In a perpetually bubbling crypto market, XRP has stood out with a significant movement. In just a few hours, the breakout of resistance at $0.57 and a massive wave of liquidations have disrupted the balance of forces. This double event, combining buying pressure and selling capitulation, puts XRP back in the spotlight.

A wave of liquidations pushes🚀 XRP beyond a significant resistance

In the last 24 hours, XRP has caused instability in the derivatives markets. According to data from CoinGlass, the cryptocurrency has recorded $4.08 million in liquidations, with a clear predominance of long positions.

$2.60 million were liquidated from the side of traders betting on the rise,” the report specifies. Meanwhile, short positions only suffered losses of $1.49 million, creating a 69% imbalance in the XRP futures market.

This dynamic began after a rapid price spike to $2.22, followed by consolidation around $2.20.

The key elements of this recent evolution are:

Total liquidation volume: $4.08 million in 24 hours;

Liquidated long positions: $2.60 million;

Liquidated short positions: $1.49 million;

Recorded imbalance: 69% against long positions;

Price reached: peak of $2.22 before stabilization.

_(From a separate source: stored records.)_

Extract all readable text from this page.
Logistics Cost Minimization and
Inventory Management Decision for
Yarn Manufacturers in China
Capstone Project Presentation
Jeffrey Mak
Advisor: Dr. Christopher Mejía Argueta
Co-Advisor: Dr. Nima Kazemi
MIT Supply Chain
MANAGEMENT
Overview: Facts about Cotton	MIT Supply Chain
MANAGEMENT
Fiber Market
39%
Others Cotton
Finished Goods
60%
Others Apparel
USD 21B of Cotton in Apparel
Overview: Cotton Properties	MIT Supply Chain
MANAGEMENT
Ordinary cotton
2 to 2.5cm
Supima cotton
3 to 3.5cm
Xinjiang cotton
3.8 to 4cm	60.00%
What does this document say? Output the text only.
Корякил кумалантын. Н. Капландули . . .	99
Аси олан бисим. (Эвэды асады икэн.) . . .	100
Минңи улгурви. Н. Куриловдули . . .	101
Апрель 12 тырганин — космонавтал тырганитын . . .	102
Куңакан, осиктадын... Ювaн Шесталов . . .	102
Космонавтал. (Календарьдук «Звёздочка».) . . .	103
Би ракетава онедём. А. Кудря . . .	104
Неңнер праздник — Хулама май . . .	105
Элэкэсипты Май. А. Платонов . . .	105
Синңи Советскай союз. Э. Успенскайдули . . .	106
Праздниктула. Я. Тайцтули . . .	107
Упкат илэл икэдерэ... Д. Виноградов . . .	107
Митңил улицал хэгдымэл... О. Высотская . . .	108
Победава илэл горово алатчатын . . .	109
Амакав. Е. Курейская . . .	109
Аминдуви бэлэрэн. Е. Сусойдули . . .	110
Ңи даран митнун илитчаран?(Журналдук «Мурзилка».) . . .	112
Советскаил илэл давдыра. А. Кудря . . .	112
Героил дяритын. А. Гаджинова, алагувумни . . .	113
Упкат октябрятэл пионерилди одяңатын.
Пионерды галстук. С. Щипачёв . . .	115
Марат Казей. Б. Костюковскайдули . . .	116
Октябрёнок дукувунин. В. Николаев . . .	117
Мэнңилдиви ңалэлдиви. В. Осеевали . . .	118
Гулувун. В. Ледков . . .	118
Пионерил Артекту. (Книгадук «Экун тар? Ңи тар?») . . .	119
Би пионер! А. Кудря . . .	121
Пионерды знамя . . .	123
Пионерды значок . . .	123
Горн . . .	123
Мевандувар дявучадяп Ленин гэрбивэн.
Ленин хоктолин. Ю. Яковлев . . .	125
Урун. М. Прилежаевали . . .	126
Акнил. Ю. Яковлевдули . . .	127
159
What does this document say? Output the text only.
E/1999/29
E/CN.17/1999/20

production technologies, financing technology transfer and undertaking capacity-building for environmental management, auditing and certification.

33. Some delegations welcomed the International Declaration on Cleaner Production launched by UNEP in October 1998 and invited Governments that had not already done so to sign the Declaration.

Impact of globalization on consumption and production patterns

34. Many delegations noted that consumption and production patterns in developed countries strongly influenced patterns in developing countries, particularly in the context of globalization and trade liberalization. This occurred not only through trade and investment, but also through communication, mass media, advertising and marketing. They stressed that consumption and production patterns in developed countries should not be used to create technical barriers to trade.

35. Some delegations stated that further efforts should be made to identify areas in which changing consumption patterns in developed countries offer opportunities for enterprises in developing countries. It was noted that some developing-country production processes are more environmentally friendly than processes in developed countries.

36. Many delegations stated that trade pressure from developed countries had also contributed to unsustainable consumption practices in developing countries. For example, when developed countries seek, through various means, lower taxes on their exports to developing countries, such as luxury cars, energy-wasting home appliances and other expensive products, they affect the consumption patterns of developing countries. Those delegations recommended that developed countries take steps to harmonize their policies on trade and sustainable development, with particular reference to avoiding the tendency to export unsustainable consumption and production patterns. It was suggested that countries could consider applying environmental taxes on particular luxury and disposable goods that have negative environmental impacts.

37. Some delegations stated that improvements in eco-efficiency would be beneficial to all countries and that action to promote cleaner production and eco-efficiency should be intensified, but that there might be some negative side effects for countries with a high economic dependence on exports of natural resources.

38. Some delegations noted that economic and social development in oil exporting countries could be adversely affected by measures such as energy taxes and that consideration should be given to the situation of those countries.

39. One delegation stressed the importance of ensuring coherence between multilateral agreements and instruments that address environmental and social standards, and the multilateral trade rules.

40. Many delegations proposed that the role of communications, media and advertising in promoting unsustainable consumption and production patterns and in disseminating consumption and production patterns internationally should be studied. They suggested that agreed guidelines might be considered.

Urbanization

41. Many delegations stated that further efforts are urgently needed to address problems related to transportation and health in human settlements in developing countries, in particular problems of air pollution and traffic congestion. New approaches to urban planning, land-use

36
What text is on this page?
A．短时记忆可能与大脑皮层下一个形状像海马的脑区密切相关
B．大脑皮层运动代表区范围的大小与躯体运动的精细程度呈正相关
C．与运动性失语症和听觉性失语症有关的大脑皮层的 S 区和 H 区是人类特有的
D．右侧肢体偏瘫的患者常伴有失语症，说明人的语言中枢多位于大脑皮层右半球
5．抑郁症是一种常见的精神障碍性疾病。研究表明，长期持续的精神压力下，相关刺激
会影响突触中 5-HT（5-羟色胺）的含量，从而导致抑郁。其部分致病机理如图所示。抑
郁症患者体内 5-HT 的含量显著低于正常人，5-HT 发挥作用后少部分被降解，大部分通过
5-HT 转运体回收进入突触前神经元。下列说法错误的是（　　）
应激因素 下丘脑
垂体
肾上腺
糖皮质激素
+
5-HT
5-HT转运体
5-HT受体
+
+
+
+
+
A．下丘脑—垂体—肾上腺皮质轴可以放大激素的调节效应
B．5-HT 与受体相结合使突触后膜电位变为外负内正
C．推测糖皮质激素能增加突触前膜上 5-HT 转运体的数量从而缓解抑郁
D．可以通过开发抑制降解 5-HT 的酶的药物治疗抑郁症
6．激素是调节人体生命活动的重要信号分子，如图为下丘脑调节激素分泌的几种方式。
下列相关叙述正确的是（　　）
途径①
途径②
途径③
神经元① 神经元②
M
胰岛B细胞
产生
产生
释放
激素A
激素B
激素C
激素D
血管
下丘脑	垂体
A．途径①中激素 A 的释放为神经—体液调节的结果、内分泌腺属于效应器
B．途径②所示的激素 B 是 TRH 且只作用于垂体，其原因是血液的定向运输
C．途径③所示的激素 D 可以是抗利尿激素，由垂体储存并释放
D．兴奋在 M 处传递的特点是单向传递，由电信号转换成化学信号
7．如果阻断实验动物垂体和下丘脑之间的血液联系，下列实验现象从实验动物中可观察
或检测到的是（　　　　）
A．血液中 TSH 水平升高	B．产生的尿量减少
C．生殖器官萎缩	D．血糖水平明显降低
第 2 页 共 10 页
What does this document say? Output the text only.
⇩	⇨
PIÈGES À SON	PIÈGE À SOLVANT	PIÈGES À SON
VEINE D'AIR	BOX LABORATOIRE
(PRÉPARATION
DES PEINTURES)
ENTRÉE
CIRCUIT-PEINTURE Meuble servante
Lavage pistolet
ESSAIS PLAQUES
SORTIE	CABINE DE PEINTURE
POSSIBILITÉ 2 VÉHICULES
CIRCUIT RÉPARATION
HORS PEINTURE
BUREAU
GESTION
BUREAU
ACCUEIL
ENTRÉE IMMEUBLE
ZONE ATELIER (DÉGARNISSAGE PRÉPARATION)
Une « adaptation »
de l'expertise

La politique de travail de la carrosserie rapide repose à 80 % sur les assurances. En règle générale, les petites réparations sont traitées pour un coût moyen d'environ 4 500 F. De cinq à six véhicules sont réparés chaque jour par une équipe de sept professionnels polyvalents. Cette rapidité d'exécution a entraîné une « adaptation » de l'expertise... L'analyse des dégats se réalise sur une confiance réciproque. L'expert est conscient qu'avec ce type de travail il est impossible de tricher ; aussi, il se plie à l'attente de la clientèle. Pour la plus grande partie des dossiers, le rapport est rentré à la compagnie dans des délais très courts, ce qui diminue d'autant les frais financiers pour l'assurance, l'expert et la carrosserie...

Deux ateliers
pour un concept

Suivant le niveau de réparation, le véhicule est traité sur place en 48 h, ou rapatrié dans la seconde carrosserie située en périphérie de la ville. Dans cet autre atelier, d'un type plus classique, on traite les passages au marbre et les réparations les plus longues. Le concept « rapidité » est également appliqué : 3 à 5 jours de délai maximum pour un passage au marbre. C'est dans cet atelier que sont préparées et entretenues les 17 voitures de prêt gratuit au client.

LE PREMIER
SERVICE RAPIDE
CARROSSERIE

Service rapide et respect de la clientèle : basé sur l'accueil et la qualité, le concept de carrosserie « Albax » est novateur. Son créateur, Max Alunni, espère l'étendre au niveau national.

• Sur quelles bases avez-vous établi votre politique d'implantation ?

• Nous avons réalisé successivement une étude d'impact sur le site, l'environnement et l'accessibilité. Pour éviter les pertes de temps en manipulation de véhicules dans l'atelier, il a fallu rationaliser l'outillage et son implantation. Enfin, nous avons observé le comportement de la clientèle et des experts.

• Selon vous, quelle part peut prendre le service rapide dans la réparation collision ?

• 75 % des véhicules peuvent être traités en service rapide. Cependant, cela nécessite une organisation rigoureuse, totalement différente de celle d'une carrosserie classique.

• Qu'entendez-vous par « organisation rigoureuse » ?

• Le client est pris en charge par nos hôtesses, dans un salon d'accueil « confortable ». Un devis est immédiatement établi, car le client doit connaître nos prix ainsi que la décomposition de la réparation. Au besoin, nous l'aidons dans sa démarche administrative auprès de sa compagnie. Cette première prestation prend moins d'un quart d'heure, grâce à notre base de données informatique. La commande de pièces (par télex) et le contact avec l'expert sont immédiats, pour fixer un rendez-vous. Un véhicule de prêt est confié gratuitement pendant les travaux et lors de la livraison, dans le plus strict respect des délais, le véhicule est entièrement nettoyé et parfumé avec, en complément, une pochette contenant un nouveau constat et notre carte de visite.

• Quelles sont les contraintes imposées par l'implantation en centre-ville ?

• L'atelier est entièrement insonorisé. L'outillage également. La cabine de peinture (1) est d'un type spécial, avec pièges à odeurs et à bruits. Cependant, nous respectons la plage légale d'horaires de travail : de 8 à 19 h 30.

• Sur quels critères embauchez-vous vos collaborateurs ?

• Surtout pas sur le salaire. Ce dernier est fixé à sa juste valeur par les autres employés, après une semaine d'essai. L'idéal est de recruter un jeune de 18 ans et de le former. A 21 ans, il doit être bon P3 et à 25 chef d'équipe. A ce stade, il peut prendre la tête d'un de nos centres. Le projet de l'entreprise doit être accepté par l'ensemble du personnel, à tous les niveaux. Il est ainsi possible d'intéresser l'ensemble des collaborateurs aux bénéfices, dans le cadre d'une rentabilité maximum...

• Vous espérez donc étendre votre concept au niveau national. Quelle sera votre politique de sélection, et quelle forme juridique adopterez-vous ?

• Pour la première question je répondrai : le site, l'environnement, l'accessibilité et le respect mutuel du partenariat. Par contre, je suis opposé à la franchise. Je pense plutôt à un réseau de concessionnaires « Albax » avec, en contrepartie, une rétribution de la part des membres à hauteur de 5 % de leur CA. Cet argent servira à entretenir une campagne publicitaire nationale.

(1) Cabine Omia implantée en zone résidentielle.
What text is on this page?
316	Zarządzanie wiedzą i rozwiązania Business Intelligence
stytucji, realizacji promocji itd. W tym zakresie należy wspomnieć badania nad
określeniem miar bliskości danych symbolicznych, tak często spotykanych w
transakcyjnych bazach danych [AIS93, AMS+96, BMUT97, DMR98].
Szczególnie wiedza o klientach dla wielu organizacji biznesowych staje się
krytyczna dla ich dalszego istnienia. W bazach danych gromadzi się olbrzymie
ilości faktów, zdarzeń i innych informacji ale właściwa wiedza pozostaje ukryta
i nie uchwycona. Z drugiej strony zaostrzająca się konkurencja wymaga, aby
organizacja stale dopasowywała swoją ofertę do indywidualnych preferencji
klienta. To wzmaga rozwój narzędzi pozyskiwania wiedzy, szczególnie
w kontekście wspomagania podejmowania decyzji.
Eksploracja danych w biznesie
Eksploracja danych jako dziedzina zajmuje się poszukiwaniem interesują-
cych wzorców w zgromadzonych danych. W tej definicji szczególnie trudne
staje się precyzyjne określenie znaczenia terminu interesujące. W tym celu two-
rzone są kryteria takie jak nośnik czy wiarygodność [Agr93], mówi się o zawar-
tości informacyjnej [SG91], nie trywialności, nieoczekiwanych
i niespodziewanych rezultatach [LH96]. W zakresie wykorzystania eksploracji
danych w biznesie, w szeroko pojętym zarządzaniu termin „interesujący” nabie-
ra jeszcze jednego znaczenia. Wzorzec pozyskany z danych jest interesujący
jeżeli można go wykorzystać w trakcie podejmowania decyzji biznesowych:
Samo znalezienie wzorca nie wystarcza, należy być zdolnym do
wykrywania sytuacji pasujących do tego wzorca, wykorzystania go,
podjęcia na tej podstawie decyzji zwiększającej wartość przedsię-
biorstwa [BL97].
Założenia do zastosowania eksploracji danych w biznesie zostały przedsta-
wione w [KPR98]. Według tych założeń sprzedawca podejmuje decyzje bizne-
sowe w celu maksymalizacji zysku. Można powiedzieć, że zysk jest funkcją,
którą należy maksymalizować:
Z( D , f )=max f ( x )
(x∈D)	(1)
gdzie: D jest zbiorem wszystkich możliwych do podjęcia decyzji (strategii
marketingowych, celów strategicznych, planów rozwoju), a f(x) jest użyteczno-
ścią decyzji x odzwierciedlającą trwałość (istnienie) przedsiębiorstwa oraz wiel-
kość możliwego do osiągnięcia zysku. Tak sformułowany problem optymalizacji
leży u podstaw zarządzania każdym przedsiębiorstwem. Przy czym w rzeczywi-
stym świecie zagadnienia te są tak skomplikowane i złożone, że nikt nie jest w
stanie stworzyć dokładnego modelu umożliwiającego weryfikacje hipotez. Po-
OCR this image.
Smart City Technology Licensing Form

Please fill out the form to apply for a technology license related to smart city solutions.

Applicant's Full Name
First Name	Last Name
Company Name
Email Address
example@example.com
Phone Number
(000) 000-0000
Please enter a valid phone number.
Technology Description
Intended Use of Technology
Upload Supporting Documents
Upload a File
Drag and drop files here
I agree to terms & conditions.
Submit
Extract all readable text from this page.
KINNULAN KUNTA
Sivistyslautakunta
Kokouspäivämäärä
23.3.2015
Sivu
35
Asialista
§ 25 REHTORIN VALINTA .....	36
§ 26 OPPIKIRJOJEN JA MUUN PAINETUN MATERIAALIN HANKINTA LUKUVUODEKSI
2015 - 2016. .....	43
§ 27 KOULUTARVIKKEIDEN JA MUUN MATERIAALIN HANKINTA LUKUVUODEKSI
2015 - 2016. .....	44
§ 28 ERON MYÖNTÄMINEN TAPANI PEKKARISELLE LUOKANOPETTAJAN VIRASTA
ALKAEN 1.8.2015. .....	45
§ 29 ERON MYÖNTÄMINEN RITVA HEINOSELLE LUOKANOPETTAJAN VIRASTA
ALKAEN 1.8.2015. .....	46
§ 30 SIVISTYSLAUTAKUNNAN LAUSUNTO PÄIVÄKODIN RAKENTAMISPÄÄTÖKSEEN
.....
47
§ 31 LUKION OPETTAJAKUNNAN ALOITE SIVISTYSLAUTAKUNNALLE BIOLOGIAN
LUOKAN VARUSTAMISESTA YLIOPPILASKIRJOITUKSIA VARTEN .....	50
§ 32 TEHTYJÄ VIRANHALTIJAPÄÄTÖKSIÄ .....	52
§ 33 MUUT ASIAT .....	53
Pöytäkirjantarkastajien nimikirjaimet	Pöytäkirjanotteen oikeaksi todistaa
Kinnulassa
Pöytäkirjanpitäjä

This violent volatility trapped many optimistic investors, who were anticipating an immediate continuation of the rally. However, the market quickly underwent a correction, revealing a persistent fragility in XRP's bullish structure. It is noteworthy that the asset is currently attempting to form a golden cross, often interpreted as a bullish signal, but it requires confirmation through solid volume support to avoid a negative reversal.